Em relação ao exercício de funções nos órgãos de gestão das empresas municipais, intermunicipais e metropolitanas, a eliminação do qualificativo «executivas» e o aditamento da expressão «a qualquer título» parecem sugerir a ideia de que a proibição abrange o exercício de quaisquer funções, desde que remuneradas.

Este entendimento é reforçado pelo disposto no n.º 2 do artigo 47.º (sem correspondência na proposta de lei), onde se proíbe o exercício simultâneo de mandato em assembleia municipal e de funções executivas nas empresas municipais, intermunicipais e metropolitanas detidas ou participadas pelo município no qual foi eleito.

Na específica perspectiva da consulta, importa destacar que, à semelhança do que vimos suceder com o presidente de conselho de administração das empresas municipais e intermunicipais da Lei n.º 58/98, também o presidente de órgão de gestão de entidade empresarial local deve ser considerado alto cargo público, nos termos e para os efeitos do disposto na alínea a) do n.º 1 do artigo 3.º da Lei n.º 64/93.

A titularidade desse cargo implica o exercício de funções em regime de exclusividade e a incompatibilidade com quaisquer outras funções (artigo 4.º da Lei n.º 64/93).

Esta incompatibilidade é irremovível, porquanto o seu afastamento só é possível em relação a titulares de altos cargos públicos em sociedades anónimas de capitais maioritária ou exclusivamente públicos (artigo 7.º, n.os 3 e 4, da Lei n.º 64/93).

E tal como também sucedia no regime anterior, e pelas mesmas razões ([62]), também no quadro da Lei n.º 53-F/2006 os vogais dos órgãos de gestão das entidades empresariais locais não se encontram abrangidos pela alínea b) do n.º 1 do artigo 3.º da Lei n.º 64/93.

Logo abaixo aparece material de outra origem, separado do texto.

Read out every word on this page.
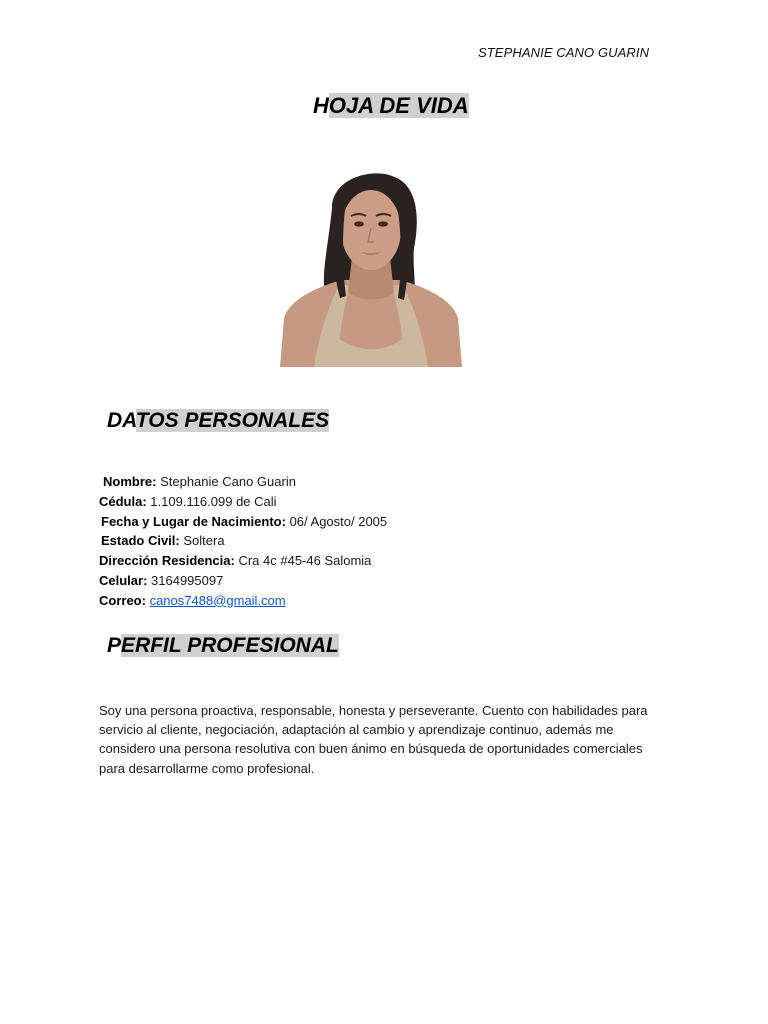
STEPHANIE CANO GUARIN
HOJA DE VIDA
DATOS PERSONALES
Nombre: Stephanie Cano Guarin
Cédula: 1.109.116.099 de Cali
Fecha y Lugar de Nacimiento: 06/ Agosto/ 2005
Estado Civil: Soltera
Dirección Residencia: Cra 4c #45-46 Salomia
Celular: 3164995097
Correo: canos7488@gmail.com
PERFIL PROFESIONAL
Soy una persona proactiva, responsable, honesta y perseverante. Cuento con habilidades para servicio al cliente, negociación, adaptación al cambio y aprendizaje continuo, además me considero una persona resolutiva con buen ánimo en búsqueda de oportunidades comerciales para desarrollarme como profesional.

Convém, todavia, quanto a este último aspecto, acrescentar o seguinte.

O n.º 3 do artigo 47.º da Lei n.º 53-F/2006 manda aplicar subsidiariamente aos titulares dos órgãos de gestão das empresas integradas no sector empresarial local o Estatuto do Gestor Público.

Interessa frisar que esta disposição não qualifica como gestor público nem equipara a gestor público os titulares dos órgãos de gestão das empresas locais (maxime, os respectivos vogais), o que viabilizaria o seu enquadramento na alínea b) do n.º 1 do artigo 3.º da Lei n.º 64/93 e acrescentaria coerência ao regime jurídico de incompatibilidades e impedimentos ([63]).

Pelo contrário, o legislador enuncia no artigo 47.º o estatuto do gestor local, mas dando-se conta da insuficiência das «normas estatutárias» e da existência de analogia entre a situação do gestor local e a do gestor público, manda aplicar subsidiariamente aos titulares dos órgãos de gestão das empresas do sector empresarial local o Estatuto do Gestor Público.

Das normas deste estatuto, aprovado pelo Decreto-Lei n.º 464/82, de 9 de Dezembro, assumem relevo, no contexto do parecer, os já conhecidos artigos 10.º, sobre o regime de exercício de funções, e 11.º, sobre impedimentos e incompatibilidades ([64]).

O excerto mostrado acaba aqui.